Saturday, January 12, 2019

Matthew S. Seligmann's "Rum, Sodomy, Prayers and the Lash Revisited"

Matthew S. Seligmann was born in London. He was educated at the universities of Edinburgh, Pennsylvania, and Sussex and has held posts at the University of Northampton and Brunel University London, where he is currently professor of naval history. An expert on the Anglo-German naval race and Anglo-German relations before and during the First World War, he has written numerous books and articles on this subject, as well as making radio and television appearances.

Seligmann applied the “Page 99 Test” to his latest book, Rum, Sodomy, Prayers, and the Lash Revisited: Winston Churchill and Social Reform in the Royal Navy, 1900-1915, and reported the following:
First as President of the Board of Trade (1908-1910) and then as Home Secretary (1910-1911) Winston Churchill was a radical liberal reformer advancing a strongly progressive social agenda. However, according to most historians, when he was appointed First Lord of the Admiralty in October 1911 he abandoned his former reformist credentials in order to concentrate exclusively on the more martial task of preparing the Royal Navy for war. This book argues otherwise. Using as its springboard the apocryphal quotation, often attributed to Churchill, that naval tradition was nothing but ‘rum, sodomy, prayers and the lash’, it demonstrates that in the run up to the First World War and most especially in the period when Churchill was in charge, a major series of reforms were introduced designed to improve the life of British sailors. These included efforts to reduce over-drinking, regulate sexuality, introduce more and better access to spiritual services, and lessen the role of corporal punishment. In short, whether by accident or design, these were reforms focusing on ‘rum, sodomy, prayers and the lash’.

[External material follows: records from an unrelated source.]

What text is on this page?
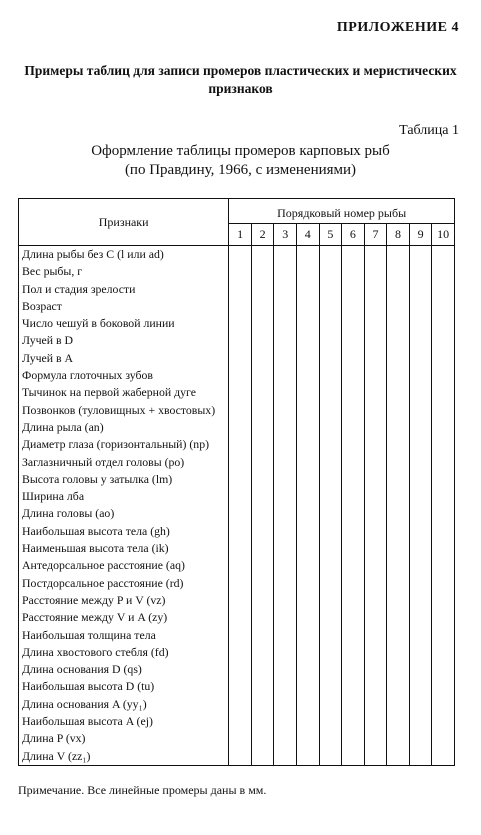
ПРИЛОЖЕНИЕ 4
Примеры таблиц для записи промеров пластических и меристических признаков
Таблица 1
Оформление таблицы промеров карповых рыб
(по Правдину, 1966, с изменениями)
Признаки	Порядковый номер рыбы									
	1	2	3	4	5	6	7	8	9	10
Длина рыбы без С (l или ad)										
Вес рыбы, г										
Пол и стадия зрелости										
Возраст										
Число чешуй в боковой линии										
Лучей в D										
Лучей в A										
Формула глоточных зубов										
Тычинок на первой жаберной дуге										
Позвонков (туловищных + хвостовых)										
Длина рыла (an)										
Диаметр глаза (горизонтальный) (np)										
Заглазничный отдел головы (po)										
Высота головы у затылка (lm)										
Ширина лба										
Длина головы (ao)										
Наибольшая высота тела (gh)										
Наименьшая высота тела (ik)										
Антедорсальное расстояние (aq)										
Постдорсальное расстояние (rd)										
Расстояние между P и V (vz)										
Расстояние между V и A (zy)										
Наибольшая толщина тела										
Длина хвостового стебля (fd)										
Длина основания D (qs)										
Наибольшая высота D (tu)										
Длина основания A (yy₁)										
Наибольшая высота A (ej)										
Длина P (vx)										
Длина V (zz₁)										
Примечание. Все линейные промеры даны в мм.
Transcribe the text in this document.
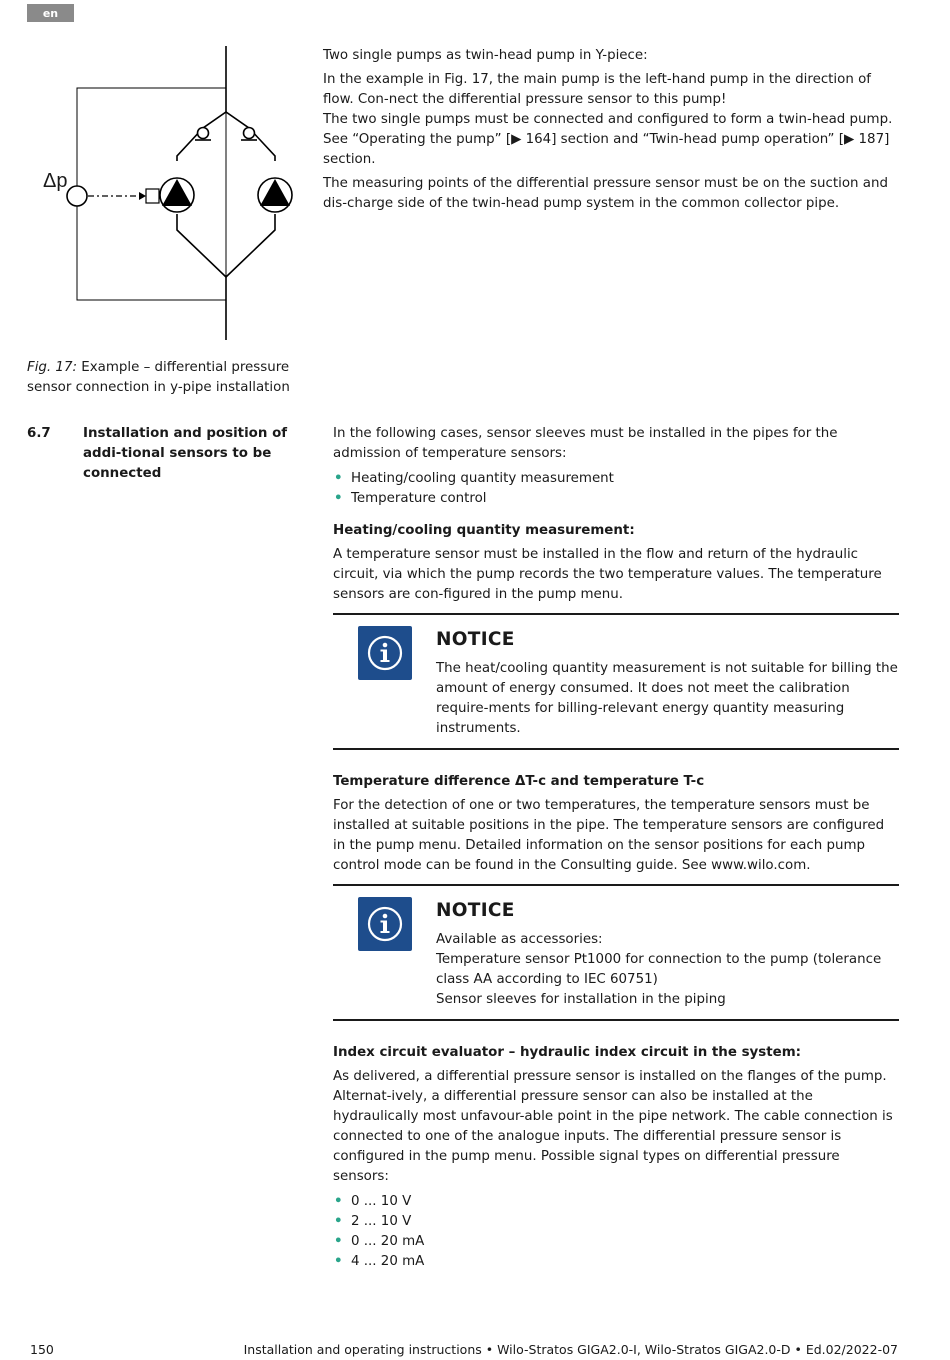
en
Δp
Fig. 17: Example – differential pressure sensor connection in y-pipe installation

Two single pumps as twin-head pump in Y-piece:

In the example in Fig. 17, the main pump is the left-hand pump in the direction of flow. Con-nect the differential pressure sensor to this pump!

The two single pumps must be connected and configured to form a twin-head pump. See “Operating the pump” [▶ 164] section and “Twin-head pump operation” [▶ 187] section.

The measuring points of the differential pressure sensor must be on the suction and dis-charge side of the twin-head pump system in the common collector pipe.

6.7 Installation and position of addi-tional sensors to be connected

In the following cases, sensor sleeves must be installed in the pipes for the admission of temperature sensors:

• Heating/cooling quantity measurement
• Temperature control
Heating/cooling quantity measurement:

A temperature sensor must be installed in the flow and return of the hydraulic circuit, via which the pump records the two temperature values. The temperature sensors are con-figured in the pump menu.

NOTICE
The heat/cooling quantity measurement is not suitable for billing the amount of energy consumed. It does not meet the calibration require-ments for billing-relevant energy quantity measuring instruments.
Temperature difference ΔT-c and temperature T-c

For the detection of one or two temperatures, the temperature sensors must be installed at suitable positions in the pipe. The temperature sensors are configured in the pump menu. Detailed information on the sensor positions for each pump control mode can be found in the Consulting guide. See www.wilo.com.

NOTICE
Available as accessories:
Temperature sensor Pt1000 for connection to the pump (tolerance class AA according to IEC 60751)
Sensor sleeves for installation in the piping
Index circuit evaluator – hydraulic index circuit in the system:

As delivered, a differential pressure sensor is installed on the flanges of the pump. Alternat-ively, a differential pressure sensor can also be installed at the hydraulically most unfavour-able point in the pipe network. The cable connection is connected to one of the analogue inputs. The differential pressure sensor is configured in the pump menu. Possible signal types on differential pressure sensors:

• 0 ... 10 V
• 2 ... 10 V
• 0 ... 20 mA
• 4 ... 20 mA
150	Installation and operating instructions • Wilo-Stratos GIGA2.0-I, Wilo-Stratos GIGA2.0-D • Ed.02/2022-07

Page 99 of the book is part way into chapter four, the section of the book that addresses the question of ‘prayer’. This particular page focuses on one of the earliest attempts to improve the quality of religious provision in the Royal Navy by changing the terms of service of the Navy’s Anglican chaplains. In place of older chaplains who served for life, the object was to lure into the Navy younger more energetic and more vibrant clergy who would serve aboard ship for three to five years only. From there the chapter goes on to examine reforms designed to provide for the spiritual needs of the Navy’s non-conformist and catholic sailors, a task made difficult by the fact that at that time the law required all naval chaplains to be Anglican. Considerable efforts were made to widen the scope of spiritual provision within the confines of a constitutional system that privileged the state church.

Alcohol, sexuality, religion and punishment all shaped the life and experiences of British sailors at the start of the twentieth century. The British state was eager to improve their lives and better their conditions. As this book shows, none of its leaders was more committed to this than Churchill.